Le président de l’Autorité palestinienne [AP] Mahmoud Abbas a fait connaître son intention de démissionner comme président de l’AP. Un Abbas visiblement désespéré a déclaré plus tôt cette semaine que « bientôt vous ne pourrez plus parler de moi en ma qualité de président ». Un journaliste palestinien qui voyageait à bord de l’avion présidentiel a raconté qu’Abbas lui a déclaré ainsi qu’à d’autres journalistes que « c’est la dernière fois que vous voyagez avec moi en tant que président de l’Autorité palestinienne ».

Abbas a menacé de démissionner à un certain nombre d’occasions mais il est cependant toujours resté à la tête de l’Autorité palestinienne et à la tête de l’Organisation de Libération de la Palestine [OLP]. Plus important encore, il a conservé sa position de chef du Fatah.

Mais des sources proches du centre de décision à Ramallah estiment qu’Abbas est plus désabusé que jamais avec la « futilité et l’inutilité » du processus de paix et qu’il peut très bien démissionner « pour partir en retraite avec une dignité intacte ».

Beaucoup de Palestiniens critiquent Abbas, souvent durement, pour s’être investi dans un processus qui a noyé la cause palestinienne et a permis à Israël d’engoncer les Palestiniens dans un dédale de détails secondaires.

D’autres, en particulier au sein du mouvement islamique, l’ont accusé d’avoir abandonné l’autonomie de décision palestinienne à des puissances régionales - une allusion claire à l’Egypte.

Ces dernières velléités de démission du dirigeant palestinien apparaissent au milieu d’une crise sévère dans les pourparlers israélo-palestiniens, suite à la reprise tous azimuts des activités israéliennes de colonisation.

Les Palestiniens affirment que les pourparlers de paix n’ont pas de sens tant qu’Israël sera autorisé à dévorer le reste de la Cisjordanie, transformant en chimère un Etat palestinien viable et territorialement contigu.

On attendait beaucoup un discours d’Abbas cette semaine, dans lequel il déclarerait l’effondrement du processus de paix et par conséquent sa propre démission.
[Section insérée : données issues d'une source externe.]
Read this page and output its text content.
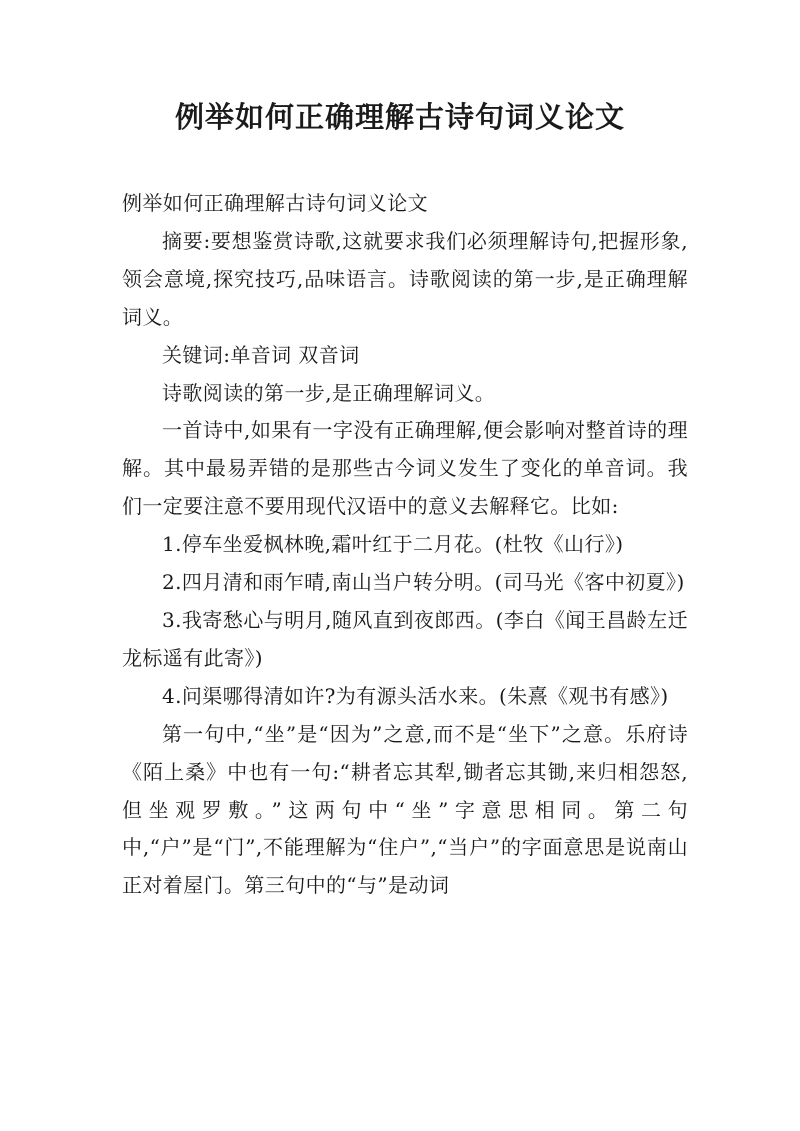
例举如何正确理解古诗句词义论文

例举如何正确理解古诗句词义论文

摘要:要想鉴赏诗歌,这就要求我们必须理解诗句,把握形象,领会意境,探究技巧,品味语言。诗歌阅读的第一步,是正确理解词义。

关键词:单音词 双音词

诗歌阅读的第一步,是正确理解词义。

一首诗中,如果有一字没有正确理解,便会影响对整首诗的理解。其中最易弄错的是那些古今词义发生了变化的单音词。我们一定要注意不要用现代汉语中的意义去解释它。比如:

1.停车坐爱枫林晚,霜叶红于二月花。(杜牧《山行》)

2.四月清和雨乍晴,南山当户转分明。(司马光《客中初夏》)

3.我寄愁心与明月,随风直到夜郎西。(李白《闻王昌龄左迁龙标遥有此寄》)

4.问渠哪得清如许?为有源头活水来。(朱熹《观书有感》)

第一句中,“坐”是“因为”之意,而不是“坐下”之意。乐府诗《陌上桑》中也有一句:“耕者忘其犁,锄者忘其锄,来归相怨怒,但坐观罗敷。”这两句中“坐”字意思相同。第二句中,“户”是“门”,不能理解为“住户”,“当户”的字面意思是说南山正对着屋门。第三句中的“与”是动词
Il semble, cependant, que l’administration Obama, et peut-être certaines puissances régionales, ont intimé l’ordre à Abbas de reconsidérer une telle décision, du moins pour le moment. De l’autre côté, Abbas reçoit des mises en garde constantes du mouvement Fatah et des organisations de l’OLP ne pas succomber à la pression israélienne et américaine.

Il semble finalement avoir accepté ces mises en garde et il insiste à présent sur le fait qu’Israël doit mettre fin aux activités d’expansion des colonies avant que les pourparlers de paix ne puissent reprendre.

Cette semaine, le comité exécutif de l’OLP, l’organisme de décision le plus élevé, a demandé à Abbas de ne pas céder aux pressions américaines et de ne pas reprendre les pourparlers sans gel total de la colonisation en Cisjordanie. Le Fatah a également averti Abbas que la manière dont le processus de paix se poursuit, nuit à l’image du mouvement et permet au Hamas de marquer des points.

Côté israélien, les possibilités que soit accepté un gel de la colonisation sont très faibles. Les colons et leurs puissants alliés politiques au sein du gouvernement israélien, semblent trop puissants pour permettre au Premier ministre Binyamin Netanyahu d’ordonner un nouveau gel de la colonisation , à supposer déjà qu’il soit en faveur d’un gel.

Des sources en provenance des médias israéliens rapportent que Netanyahu essaie désespérément d’obtenir des ministres pro-colons qu’ils acceptent un gel de deux mois, juste pour soulager la pression exercée par Washington, et surtout pour lancer la balle dans le camp palestinien. Il a également été rapporté que Washington a proposé un ensemble d’avantages militaires et diplomatiques à Netanyahu pour inciter le premier ministre israélien à faire pression pour cette extension du gel.

Il est difficile de comprendre pourquoi l’administration Obama tient tant à prolonger le gel pour juste quelques semaines. Certains observateurs suggèrent que la position américaine a plus à voir avec la création d’un meilleur climat pour les prochaines élections au Congrès qu’avec de quelconques considérations sur le terrain. Une crise totale dans les négociations, disent-ils, ne serait pas de bon augure pour le Parti Démocrate aux élections. D’où les efforts pour éviter une telle crise jusqu’à ce que les élections soient passées.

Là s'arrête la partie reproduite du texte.